熟した桜桃のような豊かな香りが特徴で、生クリームやカッテージチーズ(脱脂乳を原料にしたチーズ)などとの相性がよいという。
福寿の由来は
福寿は、七福神の子供や財産に恵まれ、健康で長生きできるとされる「福禄寿」に由来しており、もともとの社名は福壽酒造であった。
それが現在の神戸酒心館に変わったのは、阪神淡路大震災で酒蔵が全壊したのがきっかけだった。
3年近く経った1997年秋に新しい蔵で酒造りを再開した際に、酒造りの場である福寿蔵を中心に、ショップ(東明蔵)や飲食施設(水明蔵)、イベントホール(豊明蔵)を併設し、その際に社名も新しく神戸酒心館に変更した。
生酛造りや袋搾りを採用
同社では近代的な造り方の2倍の時間がかかる、創業当時からの製造方法である「生酛(きもと)づくり」を採用している。
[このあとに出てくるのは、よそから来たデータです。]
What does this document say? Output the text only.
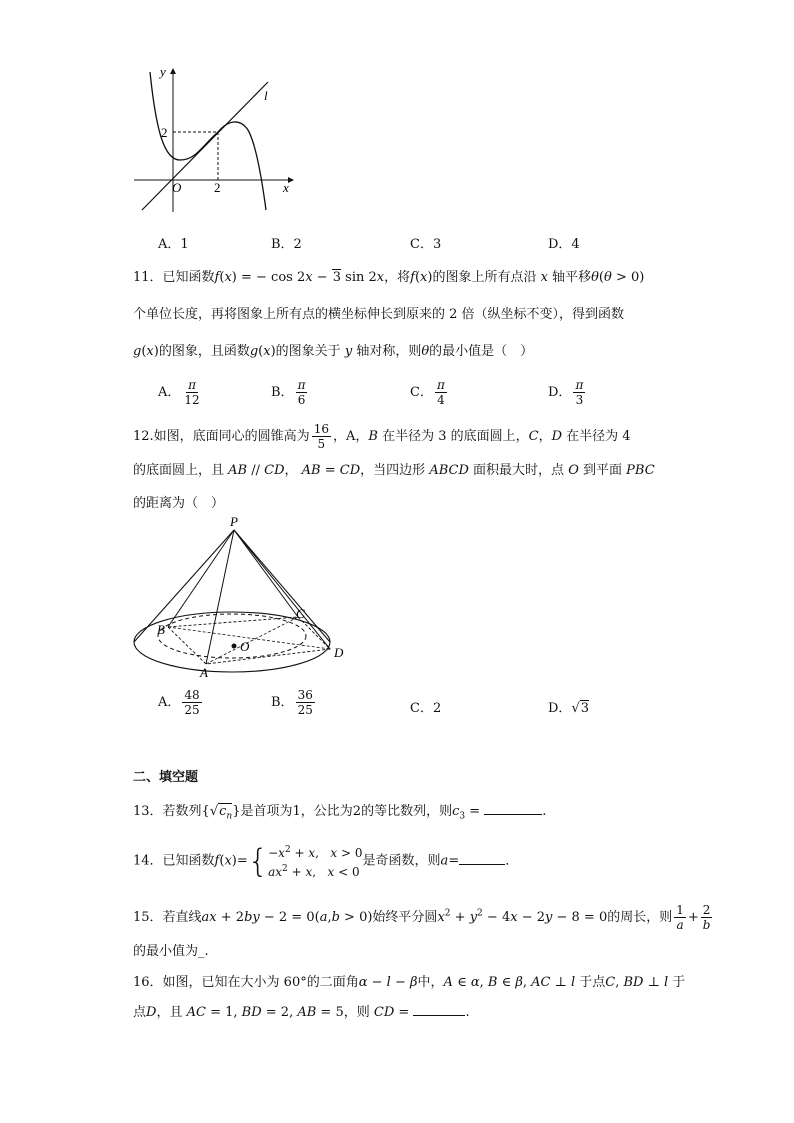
y
x
l
O
2
2
A．1	B．2	C．3	D．4
11．已知函数f(x) = − cos 2x − 3 sin 2x，将f(x)的图象上所有点沿 x 轴平移θ(θ > 0)
个单位长度，再将图象上所有点的横坐标伸长到原来的 2 倍（纵坐标不变），得到函数
g(x)的图象，且函数g(x)的图象关于 y 轴对称，则θ的最小值是（　）
A． $\frac{\pi}{12}$	B． $\frac{\pi}{6}$	C． $\frac{\pi}{4}$	D． $\frac{\pi}{3}$
12.如图，底面同心的圆锥高为 $\frac{16}{5}$ ，A，B 在半径为 3 的底面圆上，C，D 在半径为 4
的底面圆上，且 AB // CD， AB = CD，当四边形 ABCD 面积最大时，点 O 到平面 PBC
的距离为（　）
P
B
C
D
A
O
A． $\frac{48}{25}$	B． $\frac{36}{25}$	C．2	D．√3
二、填空题
13．若数列$\{√c_n\}$是首项为1，公比为2的等比数列，则$c_3$ =	.
14．已知函数$f(x)=\{ -x^2 + x$,   x > 0
$ax^2 + x$,   x < 0
是奇函数，则a=	．
15．若直线ax + 2by − 2 = 0(a,b > 0)始终平分圆$x^2 + y^2 - 4x - 2y - 8 = 0$的周长，则 $\frac{1}{a} + \frac{2}{b}$
的最小值为_.
16．如图，已知在大小为 60°的二面角α − l − β中，A ∈ α, B ∈ β, AC ⊥ l 于点C, BD ⊥ l 于
点D，且 AC = 1, BD = 2, AB = 5，则 CD =	.
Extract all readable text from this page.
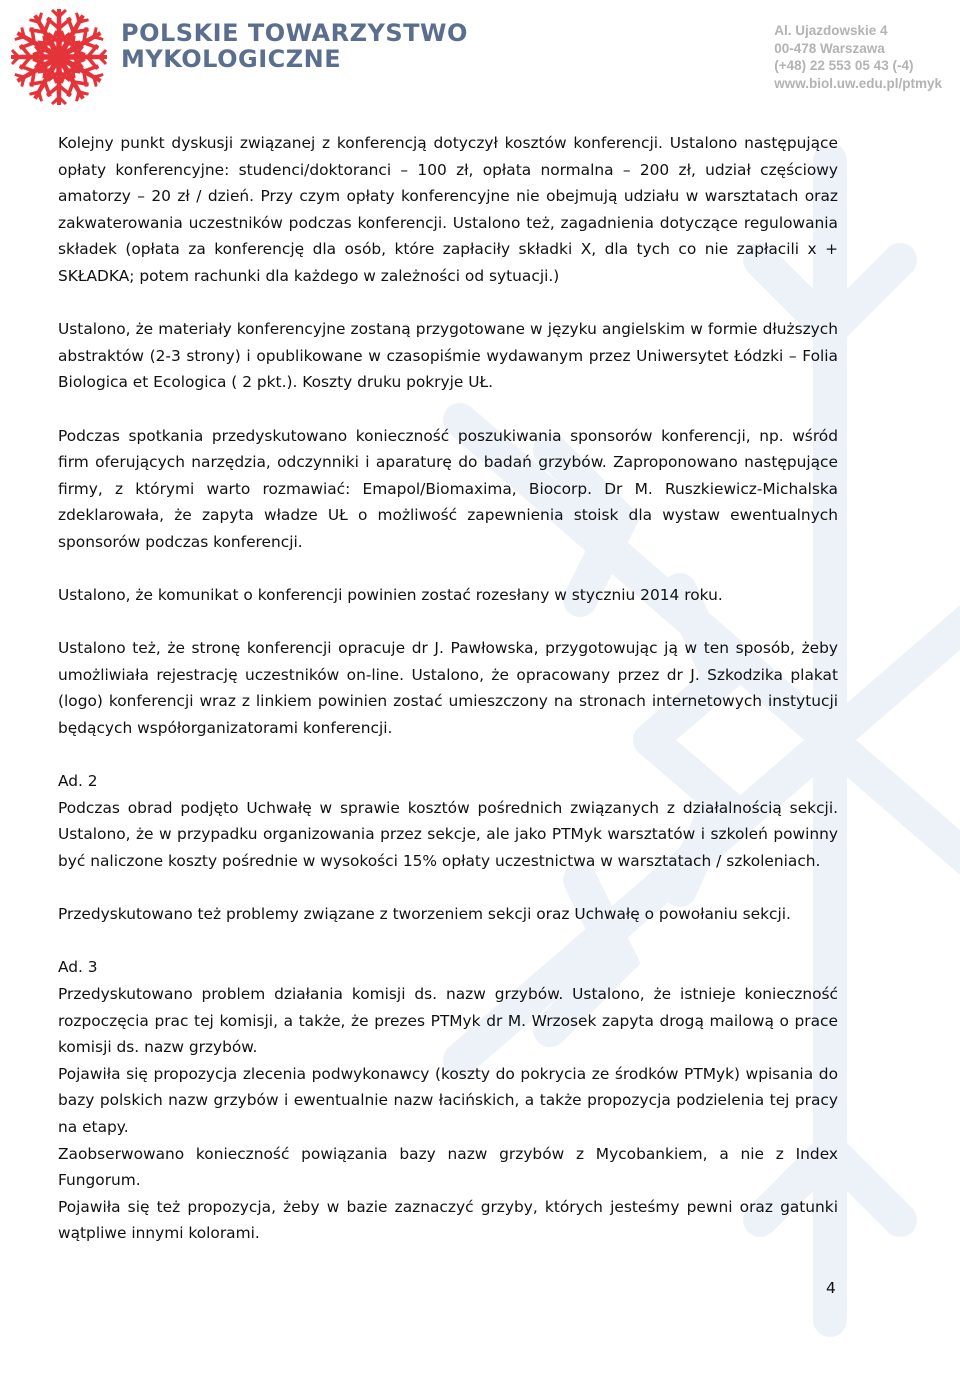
POLSKIE TOWARZYSTWO
MYKOLOGICZNE
Al. Ujazdowskie 4
00-478 Warszawa
(+48) 22 553 05 43 (-4)
www.biol.uw.edu.pl/ptmyk

Kolejny punkt dyskusji związanej z konferencją dotyczył kosztów konferencji. Ustalono następujące opłaty konferencyjne: studenci/doktoranci – 100 zł, opłata normalna – 200 zł, udział częściowy amatorzy – 20 zł / dzień. Przy czym opłaty konferencyjne nie obejmują udziału w warsztatach oraz zakwaterowania uczestników podczas konferencji. Ustalono też, zagadnienia dotyczące regulowania składek (opłata za konferencję dla osób, które zapłaciły składki X, dla tych co nie zapłacili x + SKŁADKA; potem rachunki dla każdego w zależności od sytuacji.)

Ustalono, że materiały konferencyjne zostaną przygotowane w języku angielskim w formie dłuższych abstraktów (2-3 strony) i opublikowane w czasopiśmie wydawanym przez Uniwersytet Łódzki – Folia Biologica et Ecologica ( 2 pkt.). Koszty druku pokryje UŁ.

Podczas spotkania przedyskutowano konieczność poszukiwania sponsorów konferencji, np. wśród firm oferujących narzędzia, odczynniki i aparaturę do badań grzybów. Zaproponowano następujące firmy, z którymi warto rozmawiać: Emapol/Biomaxima, Biocorp. Dr M. Ruszkiewicz-Michalska zdeklarowała, że zapyta władze UŁ o możliwość zapewnienia stoisk dla wystaw ewentualnych sponsorów podczas konferencji.

Ustalono, że komunikat o konferencji powinien zostać rozesłany w styczniu 2014 roku.

Ustalono też, że stronę konferencji opracuje dr J. Pawłowska, przygotowując ją w ten sposób, żeby umożliwiała rejestrację uczestników on-line. Ustalono, że opracowany przez dr J. Szkodzika plakat (logo) konferencji wraz z linkiem powinien zostać umieszczony na stronach internetowych instytucji będących współorganizatorami konferencji.

Ad. 2

Podczas obrad podjęto Uchwałę w sprawie kosztów pośrednich związanych z działalnością sekcji. Ustalono, że w przypadku organizowania przez sekcje, ale jako PTMyk warsztatów i szkoleń powinny być naliczone koszty pośrednie w wysokości 15% opłaty uczestnictwa w warsztatach / szkoleniach.

Przedyskutowano też problemy związane z tworzeniem sekcji oraz Uchwałę o powołaniu sekcji.

Ad. 3

Przedyskutowano problem działania komisji ds. nazw grzybów. Ustalono, że istnieje konieczność rozpoczęcia prac tej komisji, a także, że prezes PTMyk dr M. Wrzosek zapyta drogą mailową o prace komisji ds. nazw grzybów.

Pojawiła się propozycja zlecenia podwykonawcy (koszty do pokrycia ze środków PTMyk) wpisania do bazy polskich nazw grzybów i ewentualnie nazw łacińskich, a także propozycja podzielenia tej pracy na etapy.

Zaobserwowano konieczność powiązania bazy nazw grzybów z Mycobankiem, a nie z Index Fungorum.

Pojawiła się też propozycja, żeby w bazie zaznaczyć grzyby, których jesteśmy pewni oraz gatunki wątpliwe innymi kolorami.

4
さらに日本酒を搾る工程である上槽でも、大吟醸酒や純米大吟醸酒は、醪(もろみ)を酒袋に入れて吊るし、全く圧力を加えずに滴り落ちる酒だけを集める「袋搾り」を行っている。
手間と時間がかかるが、口当たりがまろやかで洗練された香味の酒を得ることができるという。